๐ค AI Summary
This study addresses the lack of systematic investigation into the leakage of user conversation content and identity information from AI chatbots to third parties. Through controlled experiments, the authors capture and analyze network traffic from 20 mainstream AI chatbots under both normal and private browsing modes, employing sensitive data identification techniques to systematically assess data shared with advertising, analytics, and session replay services.
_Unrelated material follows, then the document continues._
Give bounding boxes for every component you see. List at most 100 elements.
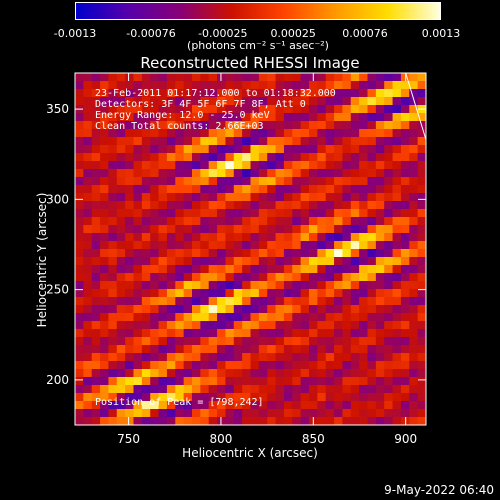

The findings reveal that 17 platforms transmit data to at least one third party; notably, three leak full conversation transcripts in plaintext via Microsoft Clarity, 15 share session identifiers, and multiple expose personally identifiable information such as email addresses, IP addresses, or cookies. These results underscore the widespread and severe privacy risks inherent in current AI chatbot ecosystems.
๐ Abstract
AI chatbots are becoming a primary interface for seeking information. As their popularity grows, chatbot providers are starting to deploy advertising and analytics. Despite this, tracking on AI chatbots has not been systematically studied. We present a systematic measurement of web tracking on 20 popular AI chatbots. Under controlled settings using a sensitive prompt, we capture and compare network traffic in normal chats and, where supported, private chats. We search for exposure of two categories of information: content, including prompts, prompt-derived titles, chat URLs, and chat identifiers; and identity, including names, emails, account identifiers, first-party cookies, and explicit IP/User-Agent fields in payloads. We find that 17 of 20 chatbots share information with at least one third party. Three chatbots share plaintext conversation text, including both prompt and response snippets, with Microsoft Clarity through session replay. Fifteen chatbots share conversation URLs or chat identifiers with third-party advertising, analytics, or social endpoints. Several chatbots expose user identity through support widgets, analytics, advertising, and session replay tags; in some cases, hashed emails are shared.